Did you eat McDonald's as a child?

Maybe once a month we would go there. Once a month we went out to eat, period. To any restaurant, not just McDonald's ... I just did an interview with somebody else who said, "Of course you got fat and sick, what do you expect? If you ate nothing but chocolate every single day, you'd get sick too." And I'm like, "Wow, I think it's great that you compare this food to chocolate because it's exactly how it should be treated" ... The food is so loaded with fat and sugar and things you should not be putting a lot of in your body ... The nutritionist in the film said you should eat this once a month. I agree ... I'm not telling you never to eat a Big Mac.
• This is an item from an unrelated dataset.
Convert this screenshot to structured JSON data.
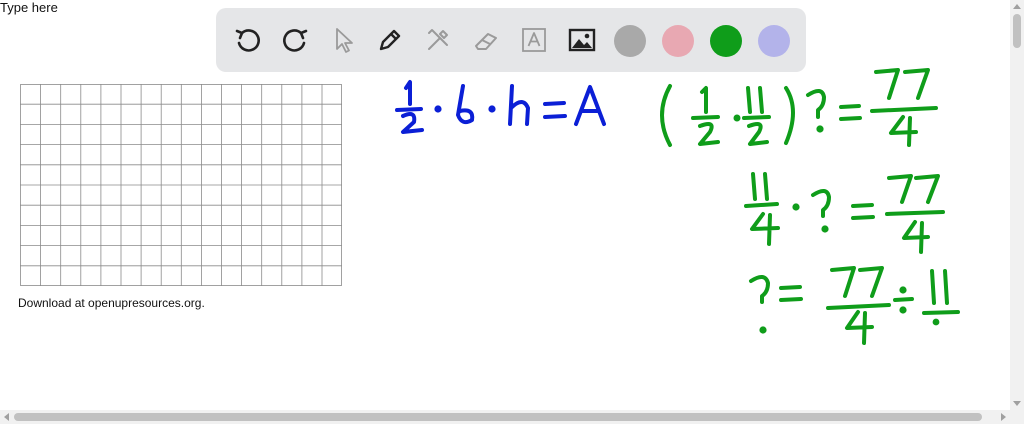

For me, as somebody who still loves a really good burger -- but a good burger to me doesn't come from McDonald's, Wendy's, Burger King or any of these places -- but ... if you want to eat that, then go ahead, but be smart about it ... Think how many calories you're taking in when you do that, because most of us don't.

What do you say to the critics who say fast food is too easy to totally eliminate?

Former Surgeon General David Thatcher said, "If you don't make time to take care of yourself now, you better make time to be in hospitals later." Our actions now impact us later in life ... People say, "Well, it's cheaper to eat fast food." Well, it's cheaper because you don't know how to cook. That's why. My mom would cook chicken on a Sunday night and damn if come Thursday we still weren't eating that chicken in some form. It would be chicken on Sunday, sandwiches on Monday, some sort of stew on Tuesday, a chicken pot pie on Wednesday and something else on Thursday, in the final stages of the chicken meal ... We don't know how to stretch a dollar anymore. We don't know how to cook effectively, prepare food quickly ... We're scared of being trapped in the kitchen.